A MATTER OF LIFE AND DEATH

Iron Maiden

 

Prog Related

3.68 | 315 ratings

From Progarchives.com, the ultimate progressive rock music website

laplace
Prog Reviewer
3 stars It's been a while since Iron Maiden redefined the heart of metal, but here we are again.

The first two tracks are typical sloganeering, propulsive Maiden - good fun, and no doubt the proverbial olive branch offered to their long term fans. The first track, "Different World" actually has a tired mid-section that sounds a lot like Guns 'n' Roses or even Bon Jovi, but luckily this is as close as we come to cheese this time around.
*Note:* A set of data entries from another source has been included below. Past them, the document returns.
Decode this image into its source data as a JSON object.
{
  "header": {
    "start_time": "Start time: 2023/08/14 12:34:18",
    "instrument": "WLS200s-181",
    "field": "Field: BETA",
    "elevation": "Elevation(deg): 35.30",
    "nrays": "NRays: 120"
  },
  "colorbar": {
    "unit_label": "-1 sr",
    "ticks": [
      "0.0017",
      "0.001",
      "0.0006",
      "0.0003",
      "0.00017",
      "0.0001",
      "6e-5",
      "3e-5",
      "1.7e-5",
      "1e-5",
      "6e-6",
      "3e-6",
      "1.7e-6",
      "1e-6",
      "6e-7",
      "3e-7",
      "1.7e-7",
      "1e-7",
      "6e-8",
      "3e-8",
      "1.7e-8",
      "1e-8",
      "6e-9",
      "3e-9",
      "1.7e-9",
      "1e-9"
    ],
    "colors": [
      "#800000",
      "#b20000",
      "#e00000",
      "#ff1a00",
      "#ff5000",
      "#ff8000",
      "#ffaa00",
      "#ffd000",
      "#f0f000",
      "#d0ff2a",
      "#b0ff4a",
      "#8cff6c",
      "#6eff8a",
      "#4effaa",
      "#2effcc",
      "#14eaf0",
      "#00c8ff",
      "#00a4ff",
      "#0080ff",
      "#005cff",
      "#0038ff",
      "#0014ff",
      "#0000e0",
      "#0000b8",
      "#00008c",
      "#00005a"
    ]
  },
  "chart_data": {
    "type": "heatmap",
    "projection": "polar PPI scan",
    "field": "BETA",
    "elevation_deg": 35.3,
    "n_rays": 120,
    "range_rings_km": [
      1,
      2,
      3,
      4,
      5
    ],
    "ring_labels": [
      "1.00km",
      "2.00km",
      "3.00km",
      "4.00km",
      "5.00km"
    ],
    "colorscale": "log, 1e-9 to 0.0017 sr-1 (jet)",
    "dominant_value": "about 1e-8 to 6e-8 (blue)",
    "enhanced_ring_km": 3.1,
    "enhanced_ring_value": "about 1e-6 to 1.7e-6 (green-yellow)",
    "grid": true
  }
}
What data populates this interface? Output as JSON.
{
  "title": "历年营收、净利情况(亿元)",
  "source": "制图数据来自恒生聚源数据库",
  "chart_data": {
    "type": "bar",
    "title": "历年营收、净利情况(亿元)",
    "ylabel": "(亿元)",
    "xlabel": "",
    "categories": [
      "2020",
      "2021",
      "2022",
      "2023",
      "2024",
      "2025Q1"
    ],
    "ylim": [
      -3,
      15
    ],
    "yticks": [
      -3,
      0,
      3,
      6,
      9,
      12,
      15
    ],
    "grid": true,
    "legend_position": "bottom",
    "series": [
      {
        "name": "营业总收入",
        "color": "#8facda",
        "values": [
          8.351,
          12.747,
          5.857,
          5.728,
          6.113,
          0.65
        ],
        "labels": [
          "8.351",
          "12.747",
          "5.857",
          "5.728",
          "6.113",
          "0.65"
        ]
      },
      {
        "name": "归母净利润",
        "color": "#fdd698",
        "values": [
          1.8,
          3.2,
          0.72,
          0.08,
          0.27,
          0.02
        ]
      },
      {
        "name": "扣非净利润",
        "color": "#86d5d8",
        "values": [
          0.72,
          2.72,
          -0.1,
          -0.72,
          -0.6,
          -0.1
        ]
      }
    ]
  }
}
What follows this double-barrelled metal opening is what's really important to us prog rock fans - eight songs brimming full of progressive references to the likes of Wishbone Ash, Rush and the like (while avoiding the regressive pitfalls associated with them); all the tracks are of extended length and Maiden capitalize on this by developing themes instead of repeating them. Semi-unusual time signatures are employed - 7/8 surfaces in "Brighter Than a Thousand Suns" (a song that also features thrilling if questionable leaps in tempo) with a lurching intro that blossoms into a natural and heavy verse, while other songs evolve past classic metal songwriting by involving A and B sections (think Metallica) and variations upon a song's theme - even a simple transposition from one key to another is a lovely gesture and one of the many reasons why Iron Maiden continue to be considered a step-above your average heavy metal band. In "The Longest Day" you can sense them seizing back the double-axe melodic trademark from bands such as Blind Guardian. The best part is that none of this filigree ruins the purity or epic qualities of the choruses you'd expect, which is why this reviewer rewards "A Matter of Life and Death" with five stars...

...personally, that is. Since this is not a true prog record it doesn't seem comfortable or right to assign this any value higher than three. But let's call this a ***+ since, outside of the world of progressive rock, this was the greatest album released in 2006.